Come to think of it, the University of Cambridge has been completely apathic to its students’ concerns. There are some things I can’t blame them for. For example, if they were to reduce tuition fees for the disruption, many colleges would go bankrupt. However, other things have little rationale. Among other things,
- The University required us all to move into residence in Michaelmas term 2020 (some colleges made exemptions, but many colleges did not), irresponsibly giving colleges the right to kick students out at no notice and send sick students all across the globe
- Despite the Departments’ own admission that the quality of work has gone down across the board, the University continues to insist on the usual format of exams, without any safety net
- University-wide emails from Vice Chancellor Stephen Toope and Senior Pro-Vice-Chancellor Graham Virgo continue to present the message that students have a continued responsibility for their own learning, ignoring how difficult it can be to study this term
Compare this last point to many tech companies (including the beloved company where I work, Arm*), where the message is that it’s okay to be feeling less productive than usual, and that the number one priority is to look out for our own wellbeing.
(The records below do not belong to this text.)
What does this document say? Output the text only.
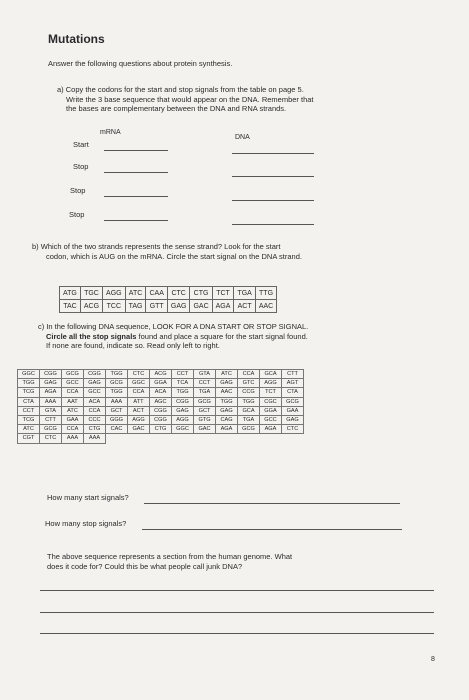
Mutations
Answer the following questions about protein synthesis.
a) Copy the codons for the start and stop signals from the table on page 5.
Write the 3 base sequence that would appear on the DNA. Remember that
the bases are complementary between the DNA and RNA strands.
mRNA
DNA
Start
Stop
Stop
Stop
b) Which of the two strands represents the sense strand? Look for the start
codon, which is AUG on the mRNA. Circle the start signal on the DNA strand.
ATG	TGC	AGG	ATC	CAA	CTC	CTG	TCT	TGA	TTG
TAC	ACG	TCC	TAG	GTT	GAG	GAC	AGA	ACT	AAC
c) In the following DNA sequence, LOOK FOR A DNA START OR STOP SIGNAL.
Circle all the stop signals found and place a square for the start signal found.
If none are found, indicate so. Read only left to right.
GGC	CGG	GCG	CGG	TGG	CTC	ACG	CCT	GTA	ATC	CCA	GCA	CTT
TGG	GAG	GCC	GAG	GCG	GGC	GGA	TCA	CCT	GAG	GTC	AGG	AGT
TCG	AGA	CCA	GCC	TGG	CCA	ACA	TGG	TGA	AAC	CCG	TCT	CTA
CTA	AAA	AAT	ACA	AAA	ATT	AGC	CGG	GCG	TGG	TGG	CGC	GCG
CCT	GTA	ATC	CCA	GCT	ACT	CGG	GAG	GCT	GAG	GCA	GGA	GAA
TCG	CTT	GAA	CCC	GGG	AGG	CGG	AGG	GTG	CAG	TGA	GCC	GAG
ATC	GCG	CCA	CTG	CAC	GAC	CTG	GGC	GAC	AGA	GCG	AGA	CTC
CGT	CTC	AAA	AAA									
How many start signals?
How many stop signals?
The above sequence represents a section from the human genome. What
does it code for? Could this be what people call junk DNA?
8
Being both a student and an employee has shown me a stark disparity in how much those who represent us – and who we represent – care about us as people.
As we went back down to continue exploring Cambridge, we discussed the implications the pandemic would have on the rest of the year. It was difficult to tell the extent of the toll Covid’s taken upon our lives, or even whether we would return next term. The extent of the disruption we’ve faced (and would continue to face) was massive, and we were under no illusion that it would be months before things returned to normal.
But there we were, students at one of the world’s most famous and prestigious universities. Although much of it was now online, Cambridge still had a lot to offer. We could still access key speakers, language courses and the college’s generous bursaries. We could still speak to world-leading academics, finding ways to contribute to the cutting-edge of human knowledge. And programmes like Hackbridge were still looking for people to contribute, and for ways to help those who had been affected by Covid.
But, most of all, we’d adapted as students. Throughout the pandemic, we looked for for new ways to connect and look after one another. While our friendships were greatly strained by the lockdown, our friends were out there, still thinking about us, and when everything’s over, there’d be huge celebration, our bonds stronger than ever before. We’d be able to look back on our experiences and see how resilient we’d been. We’d be the proud soldiers who’d fought the pandemic and won.
I just hope the cost wasn’t too great.
* Following from my internship, I was granted a return offer to work as a Part-Time Undergraduate employee. The opinions expressed are my own views and not those of my employer.